2 Basic single cell pipeline
The steps below encompass the standard pre-processing workflow for scRNA-seq data.
- Filter out low quality cells: undersequenced cells, debris (broken cells or floating pieces of RNA) and multiplets (several cells in one droplets)
- Normalize the UMI expression to reduce the sequencing biais (some cells are less sequenced than others).
2.1 Remove “low quality” cells
The are a few metrics commonly used to filter out low quality cells :
- the number of unique genes detected in each cell
- cells with low gene count : helps to remove empty droplets, debris and undersequenced cells.
- cells with high gene count : these cells are more likely to be cell doublets or multiplets. The number of multiplets expected in your sample is directly correlated with the number of cells you loaded in 10X. The more cells you loaded, the higher the chance is to have 2 or more cells in one droplet.
- the total number of UMI detected within a cell
- the total number of UMI and the number of genes are highly correlated. Looking at the scatter plot between these two variables helps you detect atypical cells.
- the percentage of reads that map to the mitochondrial genome
- low-quality / dying cells often exhibit extensive mitochondrial contamination
Seurat allows you to easily explore these QC (quality control) metrics and filter out cells.
2.1.1 Number of genes detected per cell
hist(mydata$nFeature_RNA,
breaks = 200,
xlab = "n genes",
main = "Number of genes detected / cell"
)
#add a vertical line to your plot to help you choose a threshold
abline(v = 6000 , col = "red")
## 0% 25% 50% 75% 100%
## 235.0 705.0 1308.0 2588.5 6298.0
2.1.2 Number of UMIs per cell
hist(mydata$nCount_RNA,
breaks = 50,
xlab = "Total UMIs per cell",
main = "Number of UMI / cell"
)
abline(v = 150000 , col = "red")
Your aim while looking at these graphs is to define the thresholds/cutoffs that you will apply to filter cells out. To do so, try to identify the cells that behave differently from the main population.
2.1.3 Percentage of mitochondrial genes
To calculate the percentage of mitochondrial genes expressed in a cell, you must first provide a list of mitochondrial genes. In the paper, the authors did not provide their list. As a quick replacement, we will consider that mitochondrial genes are all the genes that starts with the pattern mt:
. For a more refine analysis, you can use flybase or another source and carefully identify mitochondrial genes.
We then use the PercentageFeatureSet
function, which calculates the percentage of counts originating from a set of features.
mydata[["percent.mt"]] <- PercentageFeatureSet(mydata, pattern = "^mt:")
# Alternative : if you have a list of mitochondrial genes
#list = c("mTerf3","Mtpalpha" ,"mTTF")
#mydata[["percent.mt2"]] <- PercentageFeatureSet(mydata, features=list_mito )
2.1.4 Group exercise on filtering
One of the most difficult parts of single cells pre-processing is to decide the thresholds to define low and high quality cells. From the various graphs above, decide the levels for low high quality cells dependent on the number of genes expressed per cell, the total UMIs per cell and the percentage of mitochonrial genes.
Discuss your cutoff as a group.
# DEFINE THE CUTOFF VALUES FOR EACH VARIABLE AND VISUALIZE THE RESULTS.
minGene =
maxGene =
minUMI =
maxUMI =
maxpct_mt =
# the function "subset" helps you to filter the cells
# we create a new seurat object containing the filtred cells
mydata_filtrd <- subset(mydata, subset = nFeature_RNA > minGene &
nFeature_RNA < maxGene &
nCount_RNA > minUMI &
nCount_RNA < maxUMI &
percent.mt < maxpct_mt)
VlnPlot(mydata_filtrd, features = c("nFeature_RNA", "nCount_RNA", "percent.mt"), ncol = 3)

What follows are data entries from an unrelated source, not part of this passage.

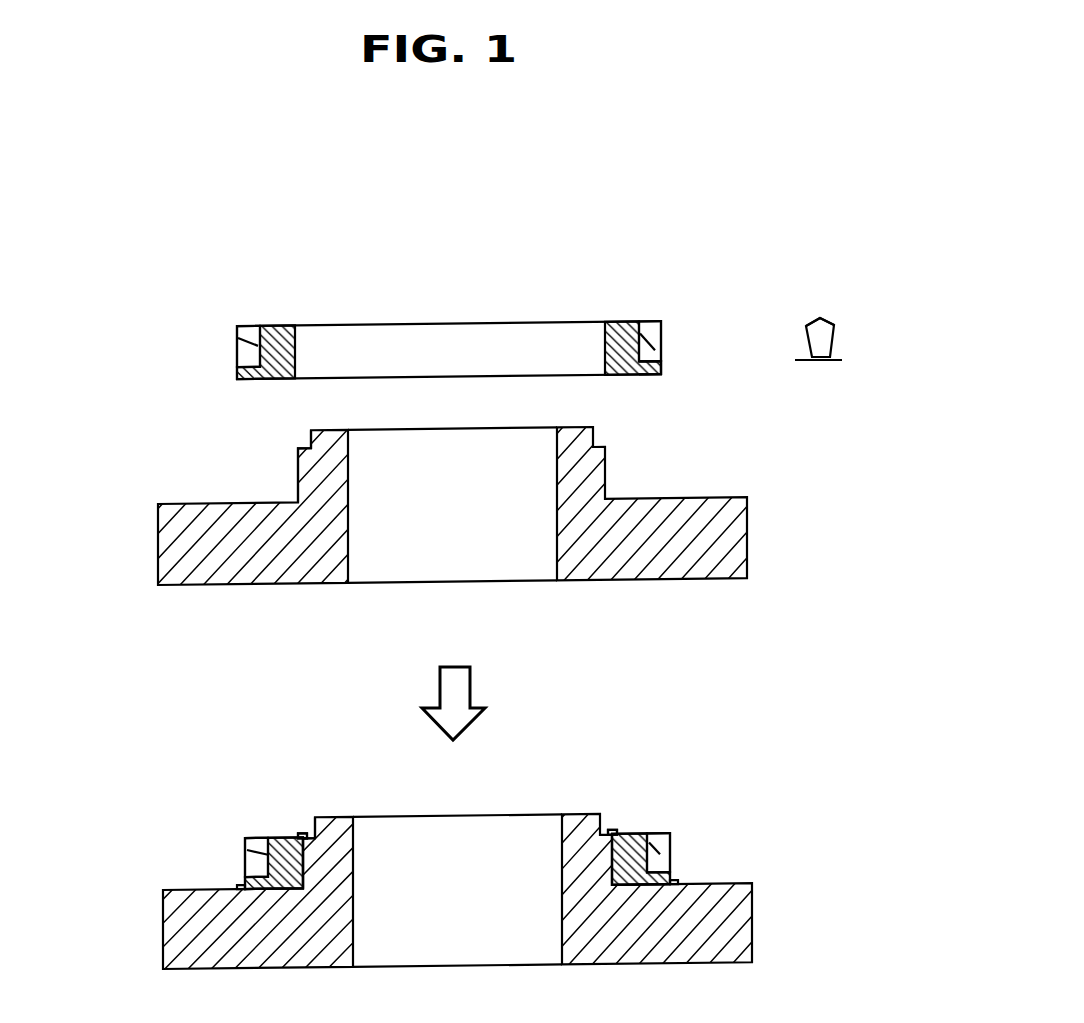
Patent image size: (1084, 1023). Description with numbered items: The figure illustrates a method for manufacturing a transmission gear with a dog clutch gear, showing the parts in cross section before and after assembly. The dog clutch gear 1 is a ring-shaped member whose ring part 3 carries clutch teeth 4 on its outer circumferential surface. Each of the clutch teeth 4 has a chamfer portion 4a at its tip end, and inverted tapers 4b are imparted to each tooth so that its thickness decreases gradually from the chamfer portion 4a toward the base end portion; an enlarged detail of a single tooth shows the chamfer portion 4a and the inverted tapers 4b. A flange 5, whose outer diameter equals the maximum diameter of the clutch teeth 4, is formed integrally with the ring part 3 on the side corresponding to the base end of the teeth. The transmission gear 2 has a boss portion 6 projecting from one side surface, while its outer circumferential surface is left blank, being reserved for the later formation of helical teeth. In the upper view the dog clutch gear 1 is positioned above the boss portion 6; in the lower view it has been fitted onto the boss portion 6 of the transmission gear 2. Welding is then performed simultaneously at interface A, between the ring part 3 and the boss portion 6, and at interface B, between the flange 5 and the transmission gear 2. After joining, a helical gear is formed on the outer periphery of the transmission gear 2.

The dog clutch gear 1 is at (255, 285).
The transmission gear 2 is at (207, 442).
The ring part 3 is at (615, 323).
The clutch teeth 4 is at (662, 333).
The chamfer portion 4a is at (818, 302).
The inverted tapers 4b is at (800, 348).
The flange 5 is at (643, 375).
The boss portion 6 is at (317, 472).
The interface A is at (303, 827).
The interface B is at (233, 883).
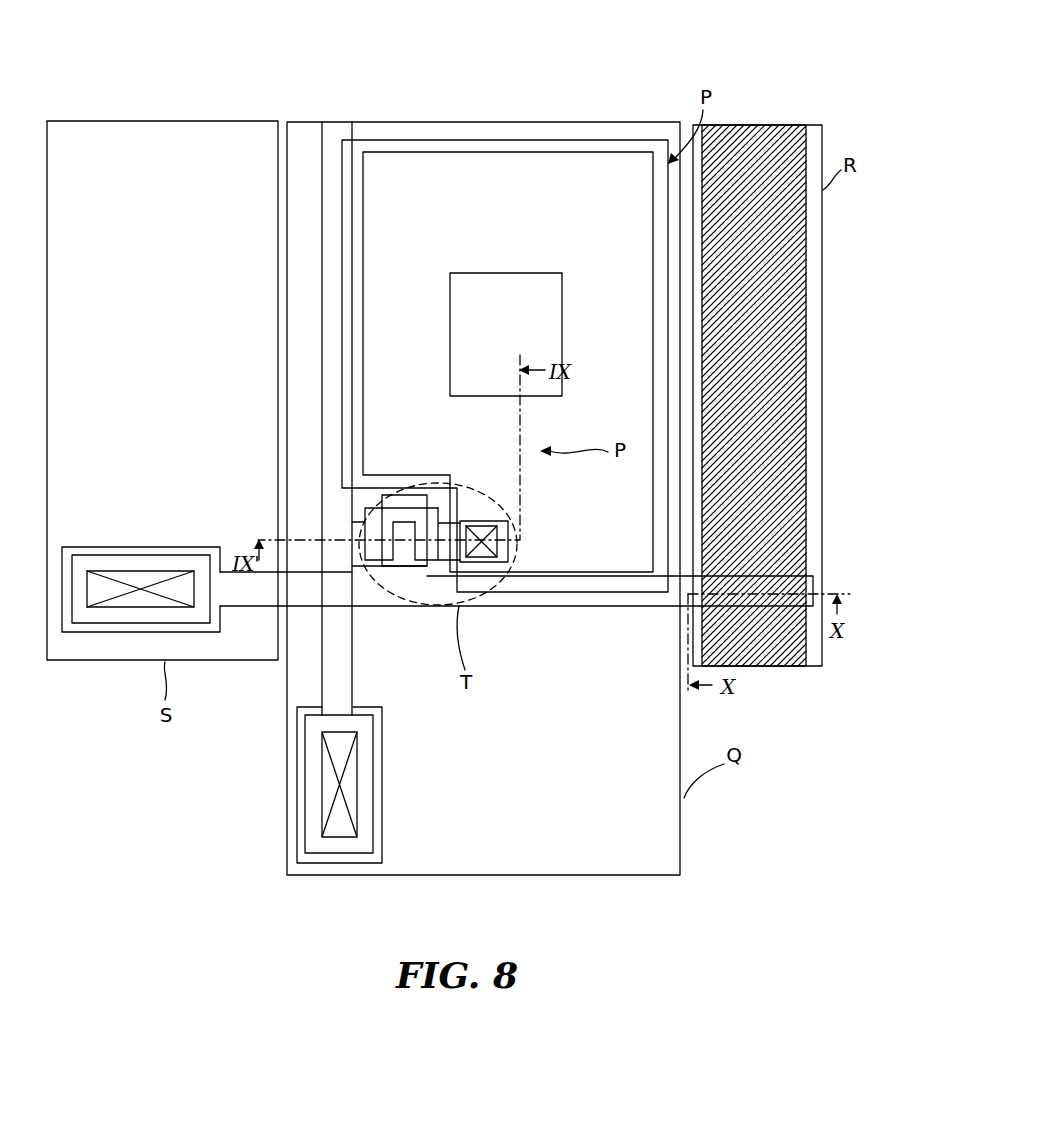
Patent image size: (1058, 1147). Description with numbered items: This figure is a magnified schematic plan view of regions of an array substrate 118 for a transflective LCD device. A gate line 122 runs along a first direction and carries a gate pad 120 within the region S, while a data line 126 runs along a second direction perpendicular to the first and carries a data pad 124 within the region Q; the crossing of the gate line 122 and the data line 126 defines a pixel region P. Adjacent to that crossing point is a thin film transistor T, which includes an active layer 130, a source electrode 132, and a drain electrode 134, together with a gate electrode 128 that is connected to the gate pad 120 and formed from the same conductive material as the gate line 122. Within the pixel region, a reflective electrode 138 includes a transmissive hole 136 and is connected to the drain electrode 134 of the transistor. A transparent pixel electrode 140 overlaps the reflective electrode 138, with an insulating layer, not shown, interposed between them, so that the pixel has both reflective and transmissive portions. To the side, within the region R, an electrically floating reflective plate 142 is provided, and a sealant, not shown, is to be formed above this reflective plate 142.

The array substrate 118 is at (668, 60).
The gate pad 120 is at (84, 555).
The gate line 122 is at (622, 608).
The data pad 124 is at (375, 786).
The data line 126 is at (320, 403).
The gate electrode 128 is at (412, 495).
The active layer 130 is at (418, 564).
The source electrode 132 is at (390, 564).
The drain electrode 134 is at (506, 563).
The transmissive hole 136 is at (522, 272).
The reflective electrode 138 is at (472, 140).
The transparent pixel electrode 140 is at (575, 152).
The electrically floating reflective plate 142 is at (808, 352).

2.2 Normalize the expression in cells
As we noticed in the previous graphes, the cells do not have the same number of total UMIs. This may be due biological differences (some cells express less RNA than other) but is likely to be the result of cell-specific sequencing biais (some cells have been less sequenced than other). The normalization step aims to correct for this bias.
We are going to apply a global scaling method, which supposes that all cells have about the same RNA content. The LogNormalize method normalizes the expression measurements for each cell by the total expression, multiplies this by a scale factor (here the median total UMI per cell), and log-transforms the result.
mydata_filtrd <- NormalizeData(mydata_filtrd,
normalization.method = "LogNormalize",
scale.factor = median(mydata_filtrd$nCount_RNA))
The resulting data is stored in the data
slot.
Once you have pre-processed your data, you are ready for further analyses (e.g. identify sub-population of cells, pseudo-time analyses).